A. A ist ein 1985 geborener Staatsangehöriger des Kosovos. Er reiste am 13. Mai 1994 in die Schweiz ein und erhielt eine Aufenthaltsbewilligung zum Verbleib bei seinem Vater. Zu einem nicht näher bekannten Zeitpunkt wurde ihm die Niederlassungsbewilligung erteilt. A wurde in der Folge mehrfach straffällig, weshalb das Migrationsamt des Kantons Zürich am 6. Juli 2009 seine Niederlassungsbewilligung widerrief und ihn aus der Schweiz wegwies. Ein hiergegen erhobener Rekurs blieb erfolglos. A wurde am 20. Februar 2010 in den Kosovo ausgeschafft und das Staatssekretariat für Migration verhängte gegen ihn ein unbefristetes Einreiseverbot. Dieses wurde in teilweiser Gutheissung einer Beschwerde von A vom Bundesverwaltungsgericht bis zum 13. Februar 2018 befristet.
B. Am 21. September 2010 heiratete A die Schweizerin C. Nachdem das Migrationsamt mehrere frühere Gesuche von A um Familiennachzug zu seiner Ehefrau in die Schweiz abgewiesen hatte, erteilte es ihm am 21. Februar 2018 eine Einreisebewilligung und am 29. August 2018 eine Aufenthaltsbewilligung zum Verbleib bei seiner Ehefrau. Diese Bewilligung war zuletzt befristet bis zum 5. März 2026.
Aus der Ehe von A und C gingen vier Kinder (geboren 2012, 2017, 2022 und 2023) hervor. Die Ehegatten trennten sich am 15. März 2025. A wurde während seines Aufenthalts in der Schweiz erneut mehrfach straffällig und befindet sich zurzeit wegen eines hängigen Strafverfahrens, in dem ihm unter anderem eine Vergewaltigung zum Nachteil seiner Ehefrau vorgeworfen wird, in Untersuchungshaft. Er ersuchte am 9. Februar 2026 um Verlängerung seiner Aufenthaltsbewilligung.

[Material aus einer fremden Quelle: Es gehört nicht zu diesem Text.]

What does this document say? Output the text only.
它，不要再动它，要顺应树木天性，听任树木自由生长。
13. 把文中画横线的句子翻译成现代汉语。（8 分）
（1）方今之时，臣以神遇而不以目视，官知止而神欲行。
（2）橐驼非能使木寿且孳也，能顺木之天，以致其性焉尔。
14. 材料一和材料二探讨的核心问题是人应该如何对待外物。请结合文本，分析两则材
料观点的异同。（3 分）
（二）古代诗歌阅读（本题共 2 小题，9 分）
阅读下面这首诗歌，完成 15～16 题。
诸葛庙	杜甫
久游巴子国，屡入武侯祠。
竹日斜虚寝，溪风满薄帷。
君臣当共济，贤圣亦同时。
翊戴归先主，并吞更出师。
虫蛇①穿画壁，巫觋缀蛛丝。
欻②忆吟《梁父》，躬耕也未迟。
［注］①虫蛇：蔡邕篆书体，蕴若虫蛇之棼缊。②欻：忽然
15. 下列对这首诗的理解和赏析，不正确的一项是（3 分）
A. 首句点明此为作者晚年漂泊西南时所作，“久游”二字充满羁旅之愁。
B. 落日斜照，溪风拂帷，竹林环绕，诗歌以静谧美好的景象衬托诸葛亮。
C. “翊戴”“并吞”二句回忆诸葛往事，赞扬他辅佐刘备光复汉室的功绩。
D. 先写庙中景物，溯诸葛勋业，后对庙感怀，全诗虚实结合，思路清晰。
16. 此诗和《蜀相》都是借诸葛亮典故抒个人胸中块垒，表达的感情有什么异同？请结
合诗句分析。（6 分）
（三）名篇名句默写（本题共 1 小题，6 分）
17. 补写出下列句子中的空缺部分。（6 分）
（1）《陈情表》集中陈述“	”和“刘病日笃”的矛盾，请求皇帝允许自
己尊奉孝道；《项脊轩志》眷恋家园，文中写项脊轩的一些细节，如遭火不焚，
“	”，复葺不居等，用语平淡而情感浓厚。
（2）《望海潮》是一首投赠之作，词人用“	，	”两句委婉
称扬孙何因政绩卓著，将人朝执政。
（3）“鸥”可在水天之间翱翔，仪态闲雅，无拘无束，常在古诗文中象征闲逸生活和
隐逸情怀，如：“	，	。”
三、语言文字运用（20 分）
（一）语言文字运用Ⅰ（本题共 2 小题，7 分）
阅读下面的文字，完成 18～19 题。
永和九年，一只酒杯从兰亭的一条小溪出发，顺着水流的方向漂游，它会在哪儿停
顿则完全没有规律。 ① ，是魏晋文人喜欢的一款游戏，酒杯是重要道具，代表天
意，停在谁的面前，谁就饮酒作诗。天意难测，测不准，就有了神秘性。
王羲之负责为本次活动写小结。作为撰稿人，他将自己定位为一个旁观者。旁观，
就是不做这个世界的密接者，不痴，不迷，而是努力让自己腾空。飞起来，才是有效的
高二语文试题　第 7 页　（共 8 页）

Dieses Gesuch wies das Migrationsamt am 9. März 2026 ab und wies A aus der Schweiz und dem Schengenraum weg, wobei er das Staatsgebiet bzw. den Schengenraum unverzüglich nach Haftentlassung zu verlassen habe. Einem allfälligen Rekurs und dem Lauf der Rekursfrist entzog es die aufschiebende Wirkung.
II.
Hiergegen erhob A am 8. und 10. April 2026 Rekurs bei der Sicherheitsdirektion des Kantons Zürich und beantragte insbesondere auch die Wiederherstellung der aufschiebenden Wirkung seines Rekurses. Mit Zwischenentscheid vom 23. April 2026 wies die Sicherheitsdirektion den Antrag auf Wiederherstellung der aufschiebenden Wirkung des Rekurses ab und entzog dem Lauf der Beschwerdefrist bzw. der Einreichung einer Beschwerde gegen diesen Entscheid wiederum die aufschiebende Wirkung.
III.
Hiergegen erhob A am 4. Mai 2026 Beschwerde an das Verwaltungsgericht und beantragte es sei unter Entschädigungsfolge der Zwischenentscheid der Sicherheitsdirektion vom 23. April 2026 aufzuheben und die aufschiebende Wirkung des Rekurses wiederherzustellen bzw. jeglicher Wegweisungsvollzug sei vorsorglich sofort zu stoppen. Die Abteilungspräsidentin forderte den Beschwerdeführer mit Verfügung vom 5. Mai 2026 zur Leistung einer Kaution von Fr. 2'070.- auf. Das Migrationsamt des Kantons Zürich beantragte am 7. Mai 2025 die Abweisung der Beschwerde. Die Sicherheitsdirektion verzichtete gleichentags auf Vernehmlassung. Am 12. Mai 2026 ersuchte A darum, dass von der Einforderung eines Kostenvorschusses abgesehen werde, da er um unentgeltliche Rechtspflege ersuche. Die Abteilungspräsidentin entsprach ersterem Gesuch mit Verfügung vom 13. Mai 2026 und nahm A die Kautionsfrist einstweilen ab.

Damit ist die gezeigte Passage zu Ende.